For those who have asked about making a meal, driving us somewhere, mowing the lawn, etc., don’t go away.  Once Eliana comes home we’ll have 2 years of angst and struggle, so all that stuff will be needed.  We know where to find you and at some point you’ll get a list.  But while you’re waiting for that phone call, email or tap on the shoulder, please consider the some of the following ways you can help make a difference:

  • Give blood.  There’s always a need for blood and blood products, and it’s a quick way to provide help to the thousands of people who need blood each day.

  • Consider checking the organ donation box on your driver’s license.  Many kidney transplants are done from live donors, but there’s still a waiting list of people who need kidneys and other organs to live.

  • Help the Ronald McDonald House.
    These folks are awesome.  You may know of the actual Ronald McDonald House, which provides a live-in “home away from home” for families with children in Hershey Medical Center (and other hospitals, of course). Less known is that they provide tremendous resources to any families with a child in the children’s hospital, including food & drinks, lockers, rest areas, computer access and children’s activities.  We’re fortunate to live nearby and not need to stay at the house, but couldn’t have made it through this first month without their hospital resources. Aside from financial donations they can use all sorts of other items (soap, games, snacks, etc.) so there are plenty of opportunities to help.

  • Consider donating to the Penn State Hershey Medical Center Children’s Hospital.
    As a proud graduate of the University of Pittsburgh it’s hard for me to admit this, but at least this part of  Penn State doesn’t suck (you’ll understand this better if you went to Pitt).  We can’t say enough about the awesome care provided by their doctors, nurses, support staff, and everyone else we’ve come across (though to be honest, we’ve heard some complaints about the staff at Starbucks).  Every little bit helps.

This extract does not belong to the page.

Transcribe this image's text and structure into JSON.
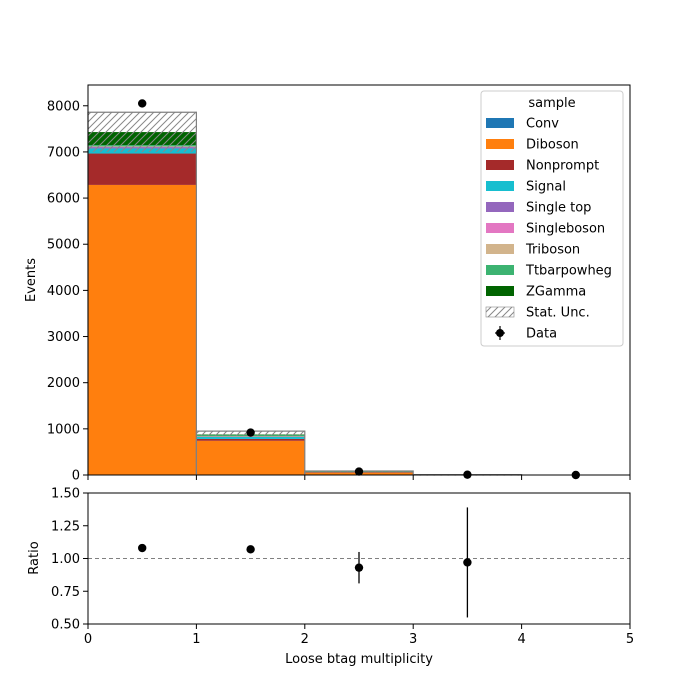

So…we’re going to move forward and see what happens.  She’ll have a small surgery next week to insert a catheter, and should start her first dialysis session by Tuesday or Wednesday. There’s no guarantee of success – in fact, the odds may be against us – but we’ve made our peace with that.  All we can hope for is that we give it our best shot and do what we can.  It’s sad, depressing news, we know, but we’re moving ahead with as much hope as one can muster.   Hopefully there will be some positive news to share later in the week.  We thank all of you for your continued prayers and words of support.

August 16, 2013 at 6:50 PM 1 comment

A Room with a View

Eliana was moved to the Continuing Care Unit at 11 pm last night and now has her own room, just like she will at home (well, after she’s done horning in on mom and dad’s bedroom). She’s got a nice view of the parking lot and also some trees beyond that, but best of all, it’s quieter and more roomy. One of the nurses said it’s like staying at the Ritz. Not sure I’d go that far, but we’re all peachy keen. She’s still in the isolette, but hopefully her temp will continue to normalize and she’ll be in the open air soon.

The Continuing Care Unit is for infants whose medical needs have stabilized to a point where they don’t need quite the same level of care as the NICU.  So things are better, if not completely fixed. The doctors continue to tweak her blood pressure medication and monitor and adjust her electrolyte levels, all things related to her impaired kidney function. Most likely, she’ll continue to see the nephrologist and cardiologist upon her release from the hospital and an orthopedic specialist for her foot that may have nerve damage.

In other news, Eliana received her first mail today, thanks to the Social Security Administration. So cool to see her name looking official on something other than hospital records and insurance claims.